Custom Silicon vs. NVIDIA
The hosts also asked about custom chips from companies like Microsoft and whether future AI systems might optimize around proprietary hardware.
CoreWeave’s view:
- it can run multiple types of silicon,
- but customers are still overwhelmingly requesting NVIDIA,
- especially because NVIDIA’s ecosystem is proven, efficient, and operationally mature.
Financing and Capital Markets
CoreWeave emphasized that its business model is now much more financeable than it was in earlier years.
What Improved
- The company says it has raised over $21 billion in financing year to date.
- Its cost of capital has improved as it has built a track record of delivering infrastructure and billable GPU hours.
- Investors are becoming more comfortable with the model because demand is visible and contracts are long-dated.
How CoreWeave Finances Itself
McBee described a structure where:
- customer contracts are paired with infrastructure assets,
- financing is organized through asset-level vehicles,
- revenue from contracts pays down the debt tied to the infrastructure.
This helps convert uncertain future demand into financeable cash flow.
Will There Be a Compute Futures Market?
This was one of the most interesting parts of the episode.
The Case for a Market
The hosts noted that if compute became more standardized, a futures market could:
- improve hedging,
- lower financing costs,
- and create new trading opportunities.
CoreWeave’s Skepticism
McBee’s main objection:
- GPU compute is not yet fungible enough to trade like a commodity.
- The same nominal GPU can perform very differently depending on how and where it is deployed.
- Until operations become more standardized, a liquid futures market may be difficult to sustain.
Notable Quotes and Ideas
-
“What people need is the right model for the right prompt.”

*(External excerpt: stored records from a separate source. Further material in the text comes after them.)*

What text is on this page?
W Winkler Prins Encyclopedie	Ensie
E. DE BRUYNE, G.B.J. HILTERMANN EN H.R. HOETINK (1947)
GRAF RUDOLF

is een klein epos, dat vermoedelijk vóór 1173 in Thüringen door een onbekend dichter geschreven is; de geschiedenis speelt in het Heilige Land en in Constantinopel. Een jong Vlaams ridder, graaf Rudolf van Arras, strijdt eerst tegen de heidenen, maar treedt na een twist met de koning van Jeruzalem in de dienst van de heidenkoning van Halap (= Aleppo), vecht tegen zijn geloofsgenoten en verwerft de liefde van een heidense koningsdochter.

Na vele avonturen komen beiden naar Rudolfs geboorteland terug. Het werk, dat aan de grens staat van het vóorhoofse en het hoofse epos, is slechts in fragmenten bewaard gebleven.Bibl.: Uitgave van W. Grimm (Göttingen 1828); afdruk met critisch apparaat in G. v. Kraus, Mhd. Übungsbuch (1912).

- This underpins the idea of model routing and cost optimization.
-
“Inference demand remains unrelenting.”
- CoreWeave says there is no sign of a demand slowdown.
-
“The bottleneck is the powered shell.”
- A concise description of the real infrastructure constraint now facing AI buildouts.
-
“Compute is not fungible yet.”
- The core reason CoreWeave thinks a commodity market for GPU compute is still premature.
Bottom Line
CoreWeave’s view of the market is bullish but nuanced: AI demand is still accelerating, enterprise adoption is widening, and infrastructure remains scarce. However, the industry’s challenge has shifted from simply buying GPUs to building and operating highly complex systems efficiently. That operational complexity, CoreWeave argues, is exactly why compute is not yet a clean commodity — and why NVIDIA-backed infrastructure still dominates the market.